Berubahnya Alur Kasus Pembunuhan Brigadir J di Rumah Singgah Irjen Ferdy Sambo
Richard Eliezer alias Bharada E berstatus tersangka dalam kasus baku tembak di rumah singgah Irjen Ferdy Sambo berujung tewasnya Brigadir J. (Antara-M Risyal Hidayat)

Bagikan:

JAKARTA - Tim khusus (timsus) bentukan Kapolri Jenderal Listyo Sigit Prabowo terus mengusut insiden berdarah yang menewaskan Nopryansah Yosua Hutabarat alias Brigadir J.

Sederet fakta baru mulai ditemukan.

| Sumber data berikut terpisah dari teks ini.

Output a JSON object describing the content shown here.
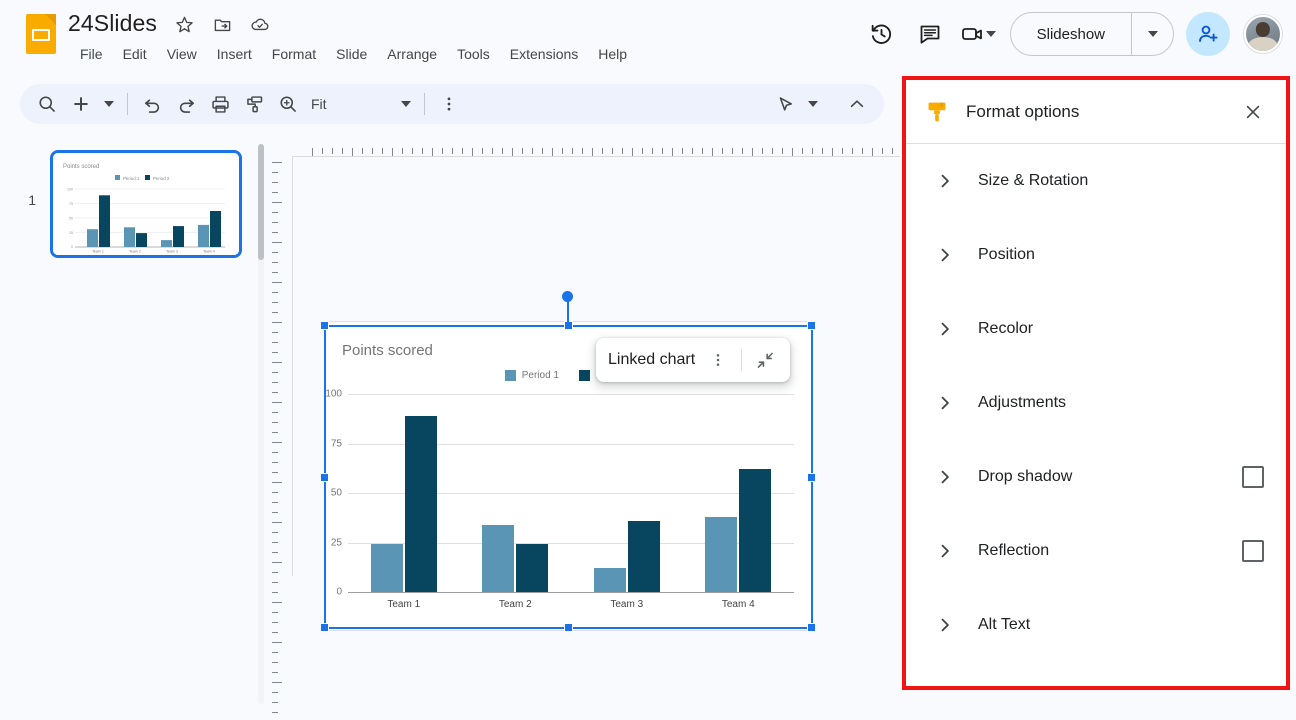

Tanda tanya besar yang sempat menyelimuti kasus inipun mulai memudar.

Bahkan, temuan-temuan dari timsus seolah mengubah rangkaian atau proses kejadian di balik tewasnya Brigadir J di rumah singgah Irjen Ferdy Sambo.

Pembunuhan

Setidaknya, ada beberapa hal yang berubah dalam alur insiden berdarah ini. Satu di antaranya mengenai baku tembak.

Kombes Budhi Herdi Susianto yang kala itu menjabat sebagai Kapolres Metro Jakarta Selatan sempat menyatakan tewasnya Brigadir J karena terlibat baku tembak dengan Bharada E.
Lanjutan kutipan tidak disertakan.